Many microbes grow by producing methane gas from carbon dioxide and hydrogen gas, and enzymes known as hydrogenases play important roles in this metabolic process. The production of methane in these microbes depends on a nickel–iron hydrogenase called Frh adding electrons to a coenzyme called F420. This hydrogenase cleaves a hydrogen molecule into two electrons, which are transferred to the F420 coenzyme, and two protons. The reduced form of F420 is then used for several reactions in the methane production process. This process, which is known as methanogenesis, provides the microbes with energy.

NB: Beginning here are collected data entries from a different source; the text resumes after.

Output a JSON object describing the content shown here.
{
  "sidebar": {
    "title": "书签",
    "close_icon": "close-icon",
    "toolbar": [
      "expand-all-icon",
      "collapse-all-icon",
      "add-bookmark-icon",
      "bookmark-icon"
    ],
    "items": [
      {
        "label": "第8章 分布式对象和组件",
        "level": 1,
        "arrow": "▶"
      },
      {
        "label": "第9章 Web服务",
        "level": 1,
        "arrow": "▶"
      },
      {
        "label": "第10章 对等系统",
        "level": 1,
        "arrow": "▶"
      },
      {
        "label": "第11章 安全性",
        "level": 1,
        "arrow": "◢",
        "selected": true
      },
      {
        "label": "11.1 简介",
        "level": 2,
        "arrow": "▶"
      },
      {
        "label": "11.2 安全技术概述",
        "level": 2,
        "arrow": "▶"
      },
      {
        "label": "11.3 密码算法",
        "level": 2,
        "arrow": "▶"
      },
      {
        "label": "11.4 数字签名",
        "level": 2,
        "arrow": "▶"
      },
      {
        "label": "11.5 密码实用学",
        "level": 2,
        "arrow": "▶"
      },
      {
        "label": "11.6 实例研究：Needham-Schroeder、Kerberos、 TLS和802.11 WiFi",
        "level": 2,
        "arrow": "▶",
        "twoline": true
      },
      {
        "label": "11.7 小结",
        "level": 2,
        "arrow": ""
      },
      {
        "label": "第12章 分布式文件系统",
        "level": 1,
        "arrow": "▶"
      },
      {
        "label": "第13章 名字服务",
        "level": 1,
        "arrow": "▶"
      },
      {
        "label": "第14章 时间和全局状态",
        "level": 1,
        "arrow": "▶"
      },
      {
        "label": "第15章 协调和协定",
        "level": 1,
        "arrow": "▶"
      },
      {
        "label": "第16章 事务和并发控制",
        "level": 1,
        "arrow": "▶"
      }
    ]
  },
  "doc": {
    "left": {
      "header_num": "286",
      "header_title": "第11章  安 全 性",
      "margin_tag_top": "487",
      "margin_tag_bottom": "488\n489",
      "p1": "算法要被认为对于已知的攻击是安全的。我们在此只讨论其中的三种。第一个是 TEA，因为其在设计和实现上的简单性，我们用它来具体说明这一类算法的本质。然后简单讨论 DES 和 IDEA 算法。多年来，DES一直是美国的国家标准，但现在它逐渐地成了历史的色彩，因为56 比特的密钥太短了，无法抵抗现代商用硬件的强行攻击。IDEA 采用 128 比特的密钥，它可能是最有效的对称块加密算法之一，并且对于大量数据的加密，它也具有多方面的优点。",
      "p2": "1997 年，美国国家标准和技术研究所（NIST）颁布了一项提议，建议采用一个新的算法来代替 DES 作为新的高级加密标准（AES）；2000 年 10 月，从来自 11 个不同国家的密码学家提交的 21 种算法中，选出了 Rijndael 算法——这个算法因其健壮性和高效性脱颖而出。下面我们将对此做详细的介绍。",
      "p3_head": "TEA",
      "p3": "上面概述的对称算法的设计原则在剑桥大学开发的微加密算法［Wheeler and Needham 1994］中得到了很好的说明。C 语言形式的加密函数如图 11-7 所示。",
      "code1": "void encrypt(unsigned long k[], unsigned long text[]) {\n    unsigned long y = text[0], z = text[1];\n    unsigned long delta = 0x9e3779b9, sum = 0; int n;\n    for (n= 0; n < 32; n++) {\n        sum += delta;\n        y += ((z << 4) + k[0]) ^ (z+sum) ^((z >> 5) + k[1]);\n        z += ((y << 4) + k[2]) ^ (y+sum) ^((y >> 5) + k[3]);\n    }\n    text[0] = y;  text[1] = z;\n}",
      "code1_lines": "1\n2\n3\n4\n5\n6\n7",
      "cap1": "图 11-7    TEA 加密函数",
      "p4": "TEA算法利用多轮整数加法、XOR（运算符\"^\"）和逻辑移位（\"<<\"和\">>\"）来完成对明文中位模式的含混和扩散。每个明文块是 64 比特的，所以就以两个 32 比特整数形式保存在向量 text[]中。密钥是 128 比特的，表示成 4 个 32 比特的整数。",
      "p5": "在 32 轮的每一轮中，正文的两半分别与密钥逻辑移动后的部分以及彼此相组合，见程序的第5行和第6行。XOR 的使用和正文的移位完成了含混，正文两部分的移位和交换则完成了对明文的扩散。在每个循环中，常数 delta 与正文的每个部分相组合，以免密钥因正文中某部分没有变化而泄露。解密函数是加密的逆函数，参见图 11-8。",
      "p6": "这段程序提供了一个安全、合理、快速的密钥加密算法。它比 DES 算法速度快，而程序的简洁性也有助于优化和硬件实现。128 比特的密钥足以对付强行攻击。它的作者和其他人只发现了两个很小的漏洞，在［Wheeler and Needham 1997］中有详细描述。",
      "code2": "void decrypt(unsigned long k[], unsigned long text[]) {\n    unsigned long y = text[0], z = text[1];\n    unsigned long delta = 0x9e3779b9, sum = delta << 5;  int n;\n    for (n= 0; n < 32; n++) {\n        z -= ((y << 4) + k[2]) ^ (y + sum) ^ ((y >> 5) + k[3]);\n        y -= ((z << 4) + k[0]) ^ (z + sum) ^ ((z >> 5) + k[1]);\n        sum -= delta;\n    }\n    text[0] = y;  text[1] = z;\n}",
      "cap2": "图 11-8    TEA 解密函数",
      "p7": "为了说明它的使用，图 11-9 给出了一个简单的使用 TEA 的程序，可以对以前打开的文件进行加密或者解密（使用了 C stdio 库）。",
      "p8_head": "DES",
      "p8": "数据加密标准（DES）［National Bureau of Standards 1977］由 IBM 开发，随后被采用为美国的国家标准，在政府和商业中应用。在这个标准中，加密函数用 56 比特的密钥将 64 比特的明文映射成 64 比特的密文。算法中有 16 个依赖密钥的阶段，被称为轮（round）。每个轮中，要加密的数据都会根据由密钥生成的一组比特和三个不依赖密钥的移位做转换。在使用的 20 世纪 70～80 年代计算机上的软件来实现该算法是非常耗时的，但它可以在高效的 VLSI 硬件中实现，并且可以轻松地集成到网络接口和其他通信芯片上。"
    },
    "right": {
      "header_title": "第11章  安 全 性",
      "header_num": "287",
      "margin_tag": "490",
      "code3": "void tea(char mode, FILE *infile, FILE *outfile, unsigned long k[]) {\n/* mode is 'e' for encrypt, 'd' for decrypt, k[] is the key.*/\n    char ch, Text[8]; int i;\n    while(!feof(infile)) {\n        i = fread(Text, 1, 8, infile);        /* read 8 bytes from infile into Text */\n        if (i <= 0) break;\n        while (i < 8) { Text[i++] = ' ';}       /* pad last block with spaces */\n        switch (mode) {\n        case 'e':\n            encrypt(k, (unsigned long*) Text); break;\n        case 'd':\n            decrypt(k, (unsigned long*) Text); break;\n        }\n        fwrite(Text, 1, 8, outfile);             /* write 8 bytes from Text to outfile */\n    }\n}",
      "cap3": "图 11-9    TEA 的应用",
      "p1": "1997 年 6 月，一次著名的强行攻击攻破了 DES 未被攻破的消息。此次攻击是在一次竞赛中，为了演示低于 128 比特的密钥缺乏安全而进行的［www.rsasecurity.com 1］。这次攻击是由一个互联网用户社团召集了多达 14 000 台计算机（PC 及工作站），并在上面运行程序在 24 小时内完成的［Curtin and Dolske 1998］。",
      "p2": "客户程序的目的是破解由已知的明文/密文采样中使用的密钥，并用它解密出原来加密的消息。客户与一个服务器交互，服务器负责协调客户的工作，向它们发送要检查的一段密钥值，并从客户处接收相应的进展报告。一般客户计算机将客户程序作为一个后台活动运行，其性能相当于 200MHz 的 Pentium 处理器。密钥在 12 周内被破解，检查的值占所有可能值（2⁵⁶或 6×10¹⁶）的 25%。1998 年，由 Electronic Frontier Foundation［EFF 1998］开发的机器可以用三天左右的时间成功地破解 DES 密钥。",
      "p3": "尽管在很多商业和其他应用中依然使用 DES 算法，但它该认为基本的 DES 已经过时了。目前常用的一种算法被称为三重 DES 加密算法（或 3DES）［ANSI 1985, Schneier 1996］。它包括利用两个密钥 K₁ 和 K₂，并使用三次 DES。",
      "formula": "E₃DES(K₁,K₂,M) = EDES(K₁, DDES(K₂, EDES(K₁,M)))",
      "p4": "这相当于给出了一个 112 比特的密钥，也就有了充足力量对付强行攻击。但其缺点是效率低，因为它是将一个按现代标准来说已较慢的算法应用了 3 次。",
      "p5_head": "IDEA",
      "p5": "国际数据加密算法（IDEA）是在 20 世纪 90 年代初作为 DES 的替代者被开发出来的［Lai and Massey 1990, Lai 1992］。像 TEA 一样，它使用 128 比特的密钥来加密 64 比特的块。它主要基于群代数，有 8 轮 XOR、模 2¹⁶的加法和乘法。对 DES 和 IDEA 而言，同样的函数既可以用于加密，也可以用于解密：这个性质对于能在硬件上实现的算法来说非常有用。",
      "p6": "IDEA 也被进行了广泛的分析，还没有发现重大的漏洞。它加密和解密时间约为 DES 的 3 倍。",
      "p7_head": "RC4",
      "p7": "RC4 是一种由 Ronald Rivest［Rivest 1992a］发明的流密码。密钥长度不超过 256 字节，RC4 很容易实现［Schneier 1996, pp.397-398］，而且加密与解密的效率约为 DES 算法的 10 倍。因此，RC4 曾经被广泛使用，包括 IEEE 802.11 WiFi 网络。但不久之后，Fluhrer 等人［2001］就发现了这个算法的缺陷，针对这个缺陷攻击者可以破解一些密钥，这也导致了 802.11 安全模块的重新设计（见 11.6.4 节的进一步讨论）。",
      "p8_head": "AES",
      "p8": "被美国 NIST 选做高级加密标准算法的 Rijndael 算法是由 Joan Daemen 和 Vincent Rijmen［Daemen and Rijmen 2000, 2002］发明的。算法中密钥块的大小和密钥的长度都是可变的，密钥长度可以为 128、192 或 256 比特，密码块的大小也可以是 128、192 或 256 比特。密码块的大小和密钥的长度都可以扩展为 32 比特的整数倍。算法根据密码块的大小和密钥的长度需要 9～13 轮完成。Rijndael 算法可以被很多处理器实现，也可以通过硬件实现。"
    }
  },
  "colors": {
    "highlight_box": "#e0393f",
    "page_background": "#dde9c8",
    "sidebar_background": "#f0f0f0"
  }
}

Nickel–iron hydrogenases can be divided into five different groups, but researchers have been able to determine the detailed structures of the enzymes in just one of these groups. All nickel–iron hydrogenases contain at least two subunits: a large subunit with a catalytic center composed of both nickel and iron ions and a small subunit that contains three iron–sulfur clusters. Frh—which is short for F420-reducing nickel–iron hydrogenase—is known to have a third subunit comprising an extra iron–sulfur cluster and a coenzyme called FAD that allows it to interact with the F420 coenzyme. However, until now, little was known about the detailed structure of the Frh enzyme.
Mills et al. have used electron cryo-microscopy (cryo-EM) to determine the structure of Frh when it is on its own, and also when it is bound to F420. This technique involves freezing a solution of the enzyme in a thin layer of ice and recording an image of this layer in an electron microscope. By combining a large number of images, each of which contains many identical enzymes in different orientations, it is possible to determine the 3-dimensional structure of the enzyme.
Mills et al. found that Frh forms a very large tetrahedral complex that contains six Frh dimers. And by comparing the structure with and without F420, they identify a pocket near the FAD coenzyme that the F420 coenzyme binds to. They also identify a fold in the third subunit that allows proteins to bind both FAD and F420. The work demonstrates the potential of cryo-EM to elucidate structures that cannot be determined by other approaches.